Xiaohongshu a récemment lancé Red Skill, qui est actuellement en test interne. Les utilisateurs peuvent ajouter un lien Skill sous leurs publications ; en cliquant dessus, ils copient directement les instructions d'installation. Contrairement aux modèles traditionnels de distribution de Skill, qui passent par une chaîne de recherche et de configuration, Xiaohongshu adopte une approche fondée sur la recommandation de contenu, transformant les Skill en éléments de contenu browsables et recommandables. Xiaohongshu ne gagne pas d'argent avec les Skill eux-mêmes, mais avec le trafic et les revenus publicitaires générés par ce contenu.
La logique des trois types de joueurs est la même : la boutique Skill ne génère pas de revenus directement, mais elle sert d’entrée pour acquérir et retenir les utilisateurs. Les vrais revenus se situent au-delà de Skill.
Cependant, ce jugement suppose que les développeurs et les utilisateurs soient réellement disposés à l'utiliser.
Le blogueur indépendant Sugimori Minami a souligné que ces boutiques de compétences intégrées dans les produits des grandes entreprises pourraient en réalité avoir moins d'attractivité qu'on ne le pense. Elles ressemblent davantage à une fonctionnalité secondaire au sein du produit, avec une faible visibilité et ne constituent pas une priorité majeure pour ces grandes entreprises. La capacité de diffusion naturelle des plateformes de contenu leur confère un avantage compétitif plus fort dans la distribution des compétences.
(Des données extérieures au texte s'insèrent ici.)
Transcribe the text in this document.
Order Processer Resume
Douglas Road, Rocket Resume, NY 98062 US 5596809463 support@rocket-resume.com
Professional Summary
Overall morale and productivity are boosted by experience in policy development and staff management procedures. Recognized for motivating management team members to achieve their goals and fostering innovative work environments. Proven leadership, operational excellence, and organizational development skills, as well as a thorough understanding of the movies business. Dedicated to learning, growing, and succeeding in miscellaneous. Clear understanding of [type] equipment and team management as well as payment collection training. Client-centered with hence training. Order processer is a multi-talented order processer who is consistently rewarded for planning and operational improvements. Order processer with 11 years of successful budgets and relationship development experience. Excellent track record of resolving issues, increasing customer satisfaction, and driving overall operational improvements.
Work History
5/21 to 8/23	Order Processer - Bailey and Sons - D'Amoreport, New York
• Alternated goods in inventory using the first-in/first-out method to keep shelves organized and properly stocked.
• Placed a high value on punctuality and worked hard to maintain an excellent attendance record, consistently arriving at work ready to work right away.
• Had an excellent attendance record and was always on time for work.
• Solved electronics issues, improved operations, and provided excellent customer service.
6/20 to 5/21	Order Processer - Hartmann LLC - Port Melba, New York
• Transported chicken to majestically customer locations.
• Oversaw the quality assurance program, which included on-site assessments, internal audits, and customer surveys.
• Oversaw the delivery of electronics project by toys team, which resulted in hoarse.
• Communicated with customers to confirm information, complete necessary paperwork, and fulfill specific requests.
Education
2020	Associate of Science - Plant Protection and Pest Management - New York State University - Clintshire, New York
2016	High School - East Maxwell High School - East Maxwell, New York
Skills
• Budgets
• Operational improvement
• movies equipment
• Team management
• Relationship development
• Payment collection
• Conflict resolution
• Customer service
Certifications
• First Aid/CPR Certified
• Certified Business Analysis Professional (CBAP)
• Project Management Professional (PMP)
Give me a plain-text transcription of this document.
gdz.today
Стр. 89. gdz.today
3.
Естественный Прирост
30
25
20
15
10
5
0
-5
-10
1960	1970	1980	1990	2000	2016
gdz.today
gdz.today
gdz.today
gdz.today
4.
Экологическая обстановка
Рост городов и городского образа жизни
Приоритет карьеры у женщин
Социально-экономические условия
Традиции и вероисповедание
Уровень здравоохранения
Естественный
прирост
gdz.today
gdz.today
Autrement dit, le magasin est installé, mais il n’est pas encore suffisamment attractif.
02 Quel est le problème dans les affaires du Skill Store ?
Pour déterminer si le commerce de la Skill Store est rentable, le moyen le plus direct est de voir s'il génère des bénéfices.
Actuellement, seules les boutons de Byte prennent en charge les transactions de Skill, permettant aux créateurs de fixer un prix et de vendre leurs Skill. La plupart des autres plateformes les distribuent gratuitement. Ce qui mérite réellement le terme de « transaction », c’est plutôt le fait que certaines personnes revendent, sur Xianyu, des Skill open source en exploitant des écarts d’information.
Le « magasin » n'est pour l'instant qu'une métaphore. Quel est le problème ?
Le premier obstacle réside dans la difficulté à évaluer la compétence.

L'App Store repose sur un système d'évaluation complet : des fonctionnalités claires, une expérience stable, ainsi que des notes et des avis utilisateurs. Plus important encore, n'importe qui exécutant la même application obtient les mêmes résultats.
Ce qui manque à Skill, c'est cette certitude. En changeant de modèle ou d'environnement contextuel, les résultats produits par Skill peuvent varier considérablement. Shan Sen Nan a indiqué à « AIX Finance » que les performances des différents produits Agent diffèrent, tout comme les capacités des modèles qu'ils intègrent ; un même Skill peut produire des résultats imprévisibles lorsqu'il est exécuté sur des produits ou des modèles différents. Même sur un même produit et un même modèle, en raison de la nature aléatoire de l'IA, les sorties ne sont pas nécessairement cohérentes.
He Yu a ajouté un autre point de vue : la plupart des compétences générales destinées aux utilisateurs ordinaires produisent des sorties ouvertes, sans réponse unique, et le secteur manque actuellement de normes unifiées pour évaluer leur efficacité. Les compétences de qualité ne peuvent pas être identifiées efficacement, ce qui entraîne un coût de sélection très élevé pour les utilisateurs.
Les performances instables empêchent la mise en place d'un système d'évaluation. Sans système d'évaluation, les utilisateurs manquent de raisons de payer.
Le deuxième obstacle réside dans l'opacité des coûts.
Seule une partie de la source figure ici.